Form Recognizer performed poorly in my test. The mean recall (2.2/4) was the lowest of the three services we tested, although—interestingly—the median recall was on par with the top performer at 3 key-value pairs found out of 4.

Response times were middle-of-the-pack but not fast enough for synchronous applications.

  • While less critical than the response time of a deployed model, it's worth noting that training a model is very slow. Even with only 51 training documents, training took about 7 minutes in our experiment.

Our naïve heuristic of connecting successive blocks of unstructured text as key-value pairs yielded 2.9/4 fields recalled, better than the dedicated form extraction tool. On the other hand, 25% of our requests for unstructured text failed outright, preventing this from being a viable fallback option. No other service we tested had this problem.

  • The error message suggested a problem with file or document page size, but I was unable to pinpoint the problem. The custom models processed the same documents without complaint, so we are honestly a bit confused.

Training with more documents would likely improve Form Recognizer's performance. But with the training set size capped at 500 total pages, I'm skeptical that an unsupervised model will work well in the wild.

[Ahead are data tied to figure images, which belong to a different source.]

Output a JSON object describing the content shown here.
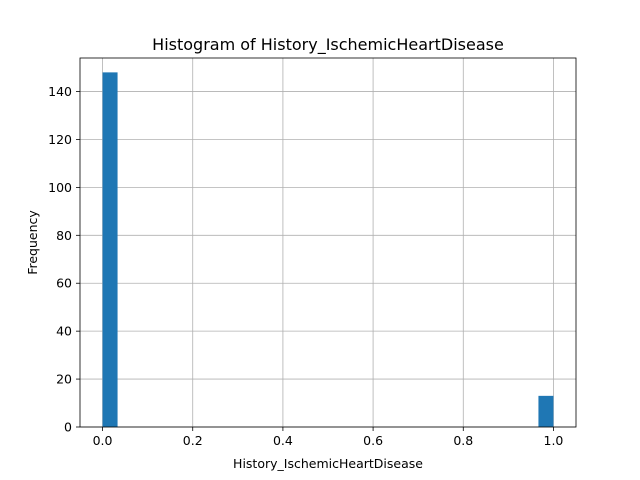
{
  "chart_data": {
    "type": "bar",
    "title": "Histogram of History_IschemicHeartDisease",
    "xlabel": "History_IschemicHeartDisease",
    "ylabel": "Frequency",
    "xlim": [
      -0.05,
      1.05
    ],
    "ylim": [
      0,
      154
    ],
    "x_ticks": [
      0.0,
      0.2,
      0.4,
      0.6,
      0.8,
      1.0
    ],
    "x_tick_labels": [
      "0.0",
      "0.2",
      "0.4",
      "0.6",
      "0.8",
      "1.0"
    ],
    "y_ticks": [
      0,
      20,
      40,
      60,
      80,
      100,
      120,
      140
    ],
    "y_tick_labels": [
      "0",
      "20",
      "40",
      "60",
      "80",
      "100",
      "120",
      "140"
    ],
    "bins": [
      {
        "x0": 0.0,
        "x1": 0.0333,
        "value": 148
      },
      {
        "x0": 0.9667,
        "x1": 1.0,
        "value": 13
      }
    ],
    "grid": true,
    "bar_color": "#1f77b4"
  }
}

  • As a baseline, we trained a model on all of our labeled 51 documents and evaluated it on the same training dataset. This approach only achieved 58% average recall.
Accuracy and speed results. Double asterisks indicate the best result for each measure. For Microsoft Form Recognizer, the results are averaged over 25 documents held out of model training, rather than the full set of 51 documents. For unstructured text with Microsoft's product, the test set was only 19 documents because 6 requests failed. The response time averages for Amazon Textract are underestimates because some requests took longer than my async job poller timeout at 3 minutes.
Measure Amazon Textract Google Form Parser Microsoft Form Recognizer
Mean recall (out of 4) 2.4 2.8 2.2**
Median recall (out of 4) 2 3** 3**
Mean recall, custom key-value mapping (out of 4) 2.9** 0.4 2.9**
Mean response time (seconds) 65.4 3.3** 25.3
90th percentile response time (seconds) 173.1 4.7** 41.1


Final thoughts

I expected Form Recognizer would reward the overhead of training and managing custom models with superior performance, but I was disappointed. In my testing, Form Recognizer's accuracy was poor and its response times were way too slow for synchronous use cases. I did have some success with Form Recognizer's unstructured text output, although Amazon Textract's unstructured output was equally accurate, did not require training and managing custom models, and did not return errors as Form Recognizer did.

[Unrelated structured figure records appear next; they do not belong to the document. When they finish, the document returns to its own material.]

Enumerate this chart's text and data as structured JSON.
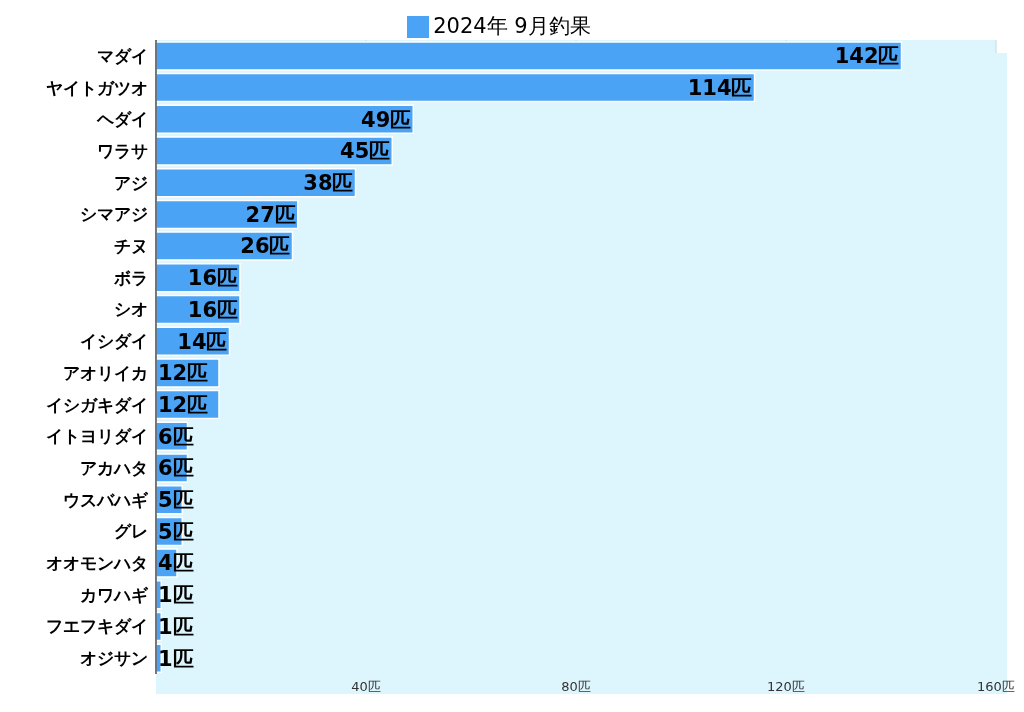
{
  "chart_data": {
    "type": "bar",
    "orientation": "horizontal",
    "categories": [
      "マダイ",
      "ヤイトガツオ",
      "ヘダイ",
      "ワラサ",
      "アジ",
      "シマアジ",
      "チヌ",
      "ボラ",
      "シオ",
      "イシダイ",
      "アオリイカ",
      "イシガキダイ",
      "イトヨリダイ",
      "アカハタ",
      "ウスバハギ",
      "グレ",
      "オオモンハタ",
      "カワハギ",
      "フエフキダイ",
      "オジサン"
    ],
    "series": [
      {
        "name": "2024年 9月釣果",
        "color": "#4aa3f5",
        "values": [
          142,
          114,
          49,
          45,
          38,
          27,
          26,
          16,
          16,
          14,
          12,
          12,
          6,
          6,
          5,
          5,
          4,
          1,
          1,
          1
        ],
        "value_labels": [
          "142匹",
          "114匹",
          "49匹",
          "45匹",
          "38匹",
          "27匹",
          "26匹",
          "16匹",
          "16匹",
          "14匹",
          "12匹",
          "12匹",
          "6匹",
          "6匹",
          "5匹",
          "5匹",
          "4匹",
          "1匹",
          "1匹",
          "1匹"
        ]
      }
    ],
    "xlim": [
      0,
      160
    ],
    "xticks": [
      {
        "value": 40,
        "label": "40匹"
      },
      {
        "value": 80,
        "label": "80匹"
      },
      {
        "value": 120,
        "label": "120匹"
      },
      {
        "value": 160,
        "label": "160匹"
      }
    ],
    "grid": "x",
    "legend": "top"
  }
}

If you're committed to Microsoft Azure for other reasons and want to try Form Recognizer, I suggest skipping the unsupervised model. Invest the time to label documents with ground truth and try a supervised model. Please let us know in the comments how it goes!

Notes & references

  1. For invoices and receipts, in particular, see Taggun, Rossum, Google Procurement DocAI, and Microsoft Azure Form Recognizer Prebuilt Receipt model. For identity verification, try Onfido, Trulioo, or Jumio.

  2. The code snippets in this article work with Python 3.8, pandas 1.2.5, and azure-ai-formrecognizer 3.1.1 (which calls version 2.1 of the Form Recognizer API).

  3. Pro tip (learned the hard way): if you're having trouble accessing the storage container, make sure the SAS key has not expired.

  4. Annotating form documents is very tricky, and I made many small decisions to keep the evaluation as simple and fair as possible.

    • Sometimes a PDF document's embedded text differs from the naked eye interpretation. I went with the visible text as much as possible.

    • Sometimes a key and value that should be paired are far apart on the page, usually because they're part of a table. I kept these in the dataset, although I chose fields that are not usually reported in tables.

    • Dates are arranged in many different ways. When listed as a range, I have included the whole range string as the correct answer, but when separated I included only the start date.

  5. Listing image by Ramakant Sharda on Unsplash.